REDIRECT
CHECKER
Enter a URL to trace its full redirect path, one hop at a time, with the HTTP status code at each step. See exactly how a link resolves, catch long redirect chains that slow pages down, spot loops, and confirm whether a move uses a permanent 301 or a temporary 302.
What is a Redirect Checker?
A redirect checker is a free tool that traces the full redirect path of a URL, one hop at a time, showing the HTTP status code at each step. It reveals how a link resolves, catches long redirect chains that slow pages down, spots loops, and confirms whether a move uses a permanent 301 or a temporary 302.

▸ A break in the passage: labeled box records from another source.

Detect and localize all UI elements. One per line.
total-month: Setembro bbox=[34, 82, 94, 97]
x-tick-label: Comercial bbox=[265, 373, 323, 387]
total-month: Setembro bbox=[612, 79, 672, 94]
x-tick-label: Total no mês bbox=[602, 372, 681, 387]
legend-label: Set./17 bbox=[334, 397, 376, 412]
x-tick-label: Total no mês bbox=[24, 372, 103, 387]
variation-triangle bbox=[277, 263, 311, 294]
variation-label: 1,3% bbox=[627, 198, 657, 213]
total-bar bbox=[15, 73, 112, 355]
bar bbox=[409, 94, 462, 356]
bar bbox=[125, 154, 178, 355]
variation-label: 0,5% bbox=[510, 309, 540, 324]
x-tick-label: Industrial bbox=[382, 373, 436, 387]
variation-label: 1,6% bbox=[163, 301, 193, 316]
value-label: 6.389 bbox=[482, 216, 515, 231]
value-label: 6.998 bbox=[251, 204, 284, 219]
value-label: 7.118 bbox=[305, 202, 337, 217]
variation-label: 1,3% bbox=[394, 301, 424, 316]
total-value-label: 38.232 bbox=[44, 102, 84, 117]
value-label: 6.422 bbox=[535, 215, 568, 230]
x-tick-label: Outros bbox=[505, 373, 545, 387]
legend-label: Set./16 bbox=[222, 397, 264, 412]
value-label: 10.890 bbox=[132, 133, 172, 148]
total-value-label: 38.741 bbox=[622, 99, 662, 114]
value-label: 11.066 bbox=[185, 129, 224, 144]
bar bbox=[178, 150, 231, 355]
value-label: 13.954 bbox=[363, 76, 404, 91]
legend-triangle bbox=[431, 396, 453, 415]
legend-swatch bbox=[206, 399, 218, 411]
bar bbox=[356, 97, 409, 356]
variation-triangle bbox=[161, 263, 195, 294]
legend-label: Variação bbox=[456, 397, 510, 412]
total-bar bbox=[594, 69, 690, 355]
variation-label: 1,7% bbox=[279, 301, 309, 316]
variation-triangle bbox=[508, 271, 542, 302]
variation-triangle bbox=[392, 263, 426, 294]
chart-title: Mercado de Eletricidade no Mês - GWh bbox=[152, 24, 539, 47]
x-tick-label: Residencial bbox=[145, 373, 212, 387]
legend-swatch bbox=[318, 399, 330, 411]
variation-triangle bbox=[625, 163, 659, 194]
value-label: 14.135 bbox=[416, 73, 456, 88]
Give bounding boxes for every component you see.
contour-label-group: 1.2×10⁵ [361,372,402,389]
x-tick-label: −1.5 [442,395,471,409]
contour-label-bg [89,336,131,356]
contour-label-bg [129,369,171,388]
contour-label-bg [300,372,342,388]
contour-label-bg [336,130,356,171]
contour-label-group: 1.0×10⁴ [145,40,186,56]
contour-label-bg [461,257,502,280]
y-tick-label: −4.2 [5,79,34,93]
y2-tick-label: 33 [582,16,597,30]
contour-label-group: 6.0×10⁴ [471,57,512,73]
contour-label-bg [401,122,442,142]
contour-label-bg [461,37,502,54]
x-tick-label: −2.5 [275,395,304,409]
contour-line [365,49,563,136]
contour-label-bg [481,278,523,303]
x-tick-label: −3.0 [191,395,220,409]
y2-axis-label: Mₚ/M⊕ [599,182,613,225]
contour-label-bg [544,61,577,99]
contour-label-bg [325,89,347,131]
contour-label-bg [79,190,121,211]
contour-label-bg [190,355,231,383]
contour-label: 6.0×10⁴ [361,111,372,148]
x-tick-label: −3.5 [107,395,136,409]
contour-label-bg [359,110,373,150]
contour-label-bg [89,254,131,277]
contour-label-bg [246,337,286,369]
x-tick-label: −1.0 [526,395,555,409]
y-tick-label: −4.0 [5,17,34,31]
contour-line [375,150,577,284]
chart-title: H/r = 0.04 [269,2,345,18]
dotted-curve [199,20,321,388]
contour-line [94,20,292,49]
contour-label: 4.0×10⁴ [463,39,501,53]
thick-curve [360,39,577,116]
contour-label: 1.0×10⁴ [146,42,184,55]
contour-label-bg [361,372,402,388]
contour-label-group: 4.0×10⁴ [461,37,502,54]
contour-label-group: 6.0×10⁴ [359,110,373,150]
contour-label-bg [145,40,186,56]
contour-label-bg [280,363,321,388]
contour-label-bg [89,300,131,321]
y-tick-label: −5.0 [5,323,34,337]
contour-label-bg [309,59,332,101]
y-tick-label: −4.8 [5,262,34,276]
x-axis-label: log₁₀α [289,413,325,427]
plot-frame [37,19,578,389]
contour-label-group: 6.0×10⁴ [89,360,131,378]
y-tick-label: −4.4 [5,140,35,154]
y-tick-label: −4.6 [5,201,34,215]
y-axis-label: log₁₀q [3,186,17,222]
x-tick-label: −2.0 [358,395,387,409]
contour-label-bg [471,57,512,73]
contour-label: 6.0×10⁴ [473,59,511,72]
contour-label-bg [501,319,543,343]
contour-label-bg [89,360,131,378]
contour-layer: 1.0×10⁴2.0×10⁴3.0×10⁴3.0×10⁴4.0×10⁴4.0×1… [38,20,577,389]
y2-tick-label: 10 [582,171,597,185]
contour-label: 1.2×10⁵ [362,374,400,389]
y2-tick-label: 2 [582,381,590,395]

How does a Redirect Checker work?
- 01We request the URL and follow each redirect manually.
- 02Every hop is recorded with its status code and destination.
- 03We stop at the final page, a loop, or after ten hops.
Frequently asked questions
Why does the redirect type matter for SEO?
A 301 tells search engines a move is permanent and passes ranking signals to the new URL; a 302 says temporary and can leave the old URL indexed. Getting this wrong is one of the most common causes of lost rankings after a migration, so confirming 301 versus 302 is worth checking on every moved page.
Are redirect chains bad?
Yes. Each extra hop adds latency and dilutes the ranking signal passed along. A single redirect is fine; three or four chained together slow the page and waste crawl budget. This tool shows the whole chain so you can collapse it to one hop.
What causes a redirect loop?
A loop happens when URLs redirect back to each other, often from a misconfigured HTTPS or www rule, and browsers give up with an error. If you see the same URL appear twice in the chain here, that is your loop.